Auf den Punkt: Appeasement-Obama

Sebastian Bickerich über die zunehmende Nervosität einiger Amerika-Freunde

Ist Barack Obama naiv? 22 ehemalige Staatmänner aus Osteuropa, darunter Freiheitshelden wie Lech Walesa und Vaclav Havel, gehen davon aus. Sie werfen dem US-Präsidenten in einem offenen Brief vor, sich von Russland einlullen zu lassen und hinter ihren Rücken über Einflusssphären, Waffensysteme und einseitige Abrüstung zu reden. Aus dem Appell spricht die blanke Angst, ausgerechnet im Gedenkjahr 70 Jahre nach Beginn des Zweiten Weltkriegs wieder zwischen die Mühlen der Weltpolitik zu geraten - und vom Westen im Stich gegen Russland gelassen zu werden. Russland, so die Angst in Osteuropa, wolle Georgien und die Ukraine kolonisieren und, so sieht es die neue Sicherheitsdoktrin Moskaus vor, Staatsbürger im Ausland "schützen" - im Baltikum und auf der Krim schrillen die Alarmglocken.

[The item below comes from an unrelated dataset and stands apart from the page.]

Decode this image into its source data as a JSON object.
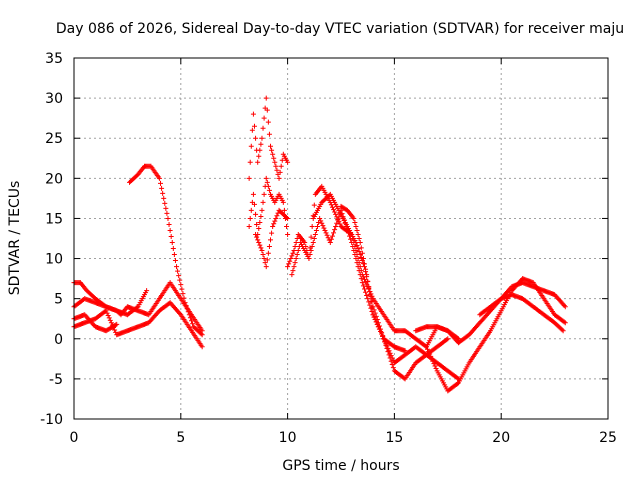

Der Adressat der Briefes ist neu, der Vorwurf nicht. Bisher waren die Eliten im Osten vor allem auf Deutschland sauer, weil es Osteuropa nach dem Beitritt Polens, Tschechiens, Ungarns und der baltischen Staaten aus ihrer Sicht zu wenig Aufmerksamkeit widmete. Wirtschaftsprojekte mit Russland wie die Ostseepipeline schienen Berlin wichtiger zu sein als der teure Wunsch von Ukrainern oder Georgiern, in europäische Strukturen aufgenommen zu werden. Auch wenn es um Kritik an russischen Drohgebärden wie dem Stopp von Energielieferungen ging oder an der zweifelhaften Aufklärungsarbeit bei politischen Morden, so konnten sich Spitzenpolitiker in Warschau oder Prag bisher wenigstens auf Washington verlassen. US-Politiker fanden oft klarere Worte als etwa ehemalige SPD-Kanzler in Berlin.

Die Ängste aus dem Osten mögen schrill klingen, doch sie haben einen wahren Kern. Russlands Präsident Dmitri Medwedew hat bisher zu wenig getan, um den Vorwurf der Autoren des Briefes zu zerstreuen, sein Land sei "eine revisionistische Macht , die ihre Agenda aus dem 19. Jahrhundert mit Taktiken und Methoden des 21. Jahrhunderts verfolgt“. Solange er das nicht tut, muss auch Barack Obama an einer klaren Kante gegen Moskau festhalten. Alles andere wäre naiv.